Apesar do calor causticante, da secura e da poeira, nada tira o animo dos romeiros. É momento de rever muitos companheiros e companheiras de caminhada, unidos na memória dos 40 anos de luta da Prelazia de São Felix, "uma igreja em conflito com o latifúndio e a opressão".

Rumo à romaria dos mártires
Saímos do coração do agronegócio, de Dourados, no Mato Grosso do sul, para as beiras do Araguaia. Passamos pelas monótonas paisagens da monocultura, do milho, da soja, da cana, do eucalipto, do capim, do algodão, do sorgo, principalmente, para os confins do latifúndio e as belas praias do Araguaia.
Saímos da posse do, ex-secretário Geral da CNBB,D. Dimas, como arcebispo em Campo Grande, para a prelazia do novo Secretário Geral, D. Leonardo, em São Felix do Araguaia.
Viemos partilhar nossas experiências e lutas com os companheiros(as) do Cimi Mato Grosso.
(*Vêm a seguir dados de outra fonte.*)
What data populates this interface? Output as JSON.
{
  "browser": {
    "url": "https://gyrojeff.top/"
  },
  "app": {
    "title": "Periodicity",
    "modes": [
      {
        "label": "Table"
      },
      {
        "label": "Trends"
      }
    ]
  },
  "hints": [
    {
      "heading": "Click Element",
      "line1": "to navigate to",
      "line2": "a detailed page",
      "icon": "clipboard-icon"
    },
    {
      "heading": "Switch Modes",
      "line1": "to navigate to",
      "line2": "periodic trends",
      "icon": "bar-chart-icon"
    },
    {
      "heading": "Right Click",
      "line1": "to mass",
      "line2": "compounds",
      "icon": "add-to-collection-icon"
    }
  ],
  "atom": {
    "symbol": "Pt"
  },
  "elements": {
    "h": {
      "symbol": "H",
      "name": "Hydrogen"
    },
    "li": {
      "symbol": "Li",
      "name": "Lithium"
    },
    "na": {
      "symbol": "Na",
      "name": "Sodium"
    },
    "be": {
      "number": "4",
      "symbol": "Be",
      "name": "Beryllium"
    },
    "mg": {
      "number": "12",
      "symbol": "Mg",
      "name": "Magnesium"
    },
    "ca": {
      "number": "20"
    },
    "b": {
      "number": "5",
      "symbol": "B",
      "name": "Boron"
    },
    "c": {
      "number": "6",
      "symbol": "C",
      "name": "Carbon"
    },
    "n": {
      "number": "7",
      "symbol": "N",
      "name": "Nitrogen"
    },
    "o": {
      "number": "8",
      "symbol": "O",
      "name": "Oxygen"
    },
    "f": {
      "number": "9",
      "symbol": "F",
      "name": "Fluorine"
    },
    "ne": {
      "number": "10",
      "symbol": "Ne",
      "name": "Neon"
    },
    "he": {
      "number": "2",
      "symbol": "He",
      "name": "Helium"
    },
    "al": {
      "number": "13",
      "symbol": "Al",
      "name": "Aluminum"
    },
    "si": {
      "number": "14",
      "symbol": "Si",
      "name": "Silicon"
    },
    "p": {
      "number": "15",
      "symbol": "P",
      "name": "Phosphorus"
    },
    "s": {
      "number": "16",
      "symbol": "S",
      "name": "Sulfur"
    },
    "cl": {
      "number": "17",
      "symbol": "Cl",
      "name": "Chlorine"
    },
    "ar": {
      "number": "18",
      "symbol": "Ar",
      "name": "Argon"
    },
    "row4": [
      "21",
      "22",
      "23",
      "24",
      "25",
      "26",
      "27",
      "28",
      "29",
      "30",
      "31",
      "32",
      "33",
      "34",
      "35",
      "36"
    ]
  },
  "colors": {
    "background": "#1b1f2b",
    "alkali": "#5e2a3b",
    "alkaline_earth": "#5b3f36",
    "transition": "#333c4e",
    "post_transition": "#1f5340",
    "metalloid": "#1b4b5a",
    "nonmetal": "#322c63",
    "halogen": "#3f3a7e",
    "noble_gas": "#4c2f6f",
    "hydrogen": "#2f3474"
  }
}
Nesta região em que estão as raízes das transformações dos quais nasceu o Cimi, encontramos com figuras históricas e testemunhos por mais de meio século junto aos povos indígenas, como a irmãzinha Genoveva, com mais de 60 anos vivendo solidariamente com os Tapirapé. Ali encontramos pessoas profundamente sábios e solidários com a caminhada dos povos indígenas nas últimas décadas.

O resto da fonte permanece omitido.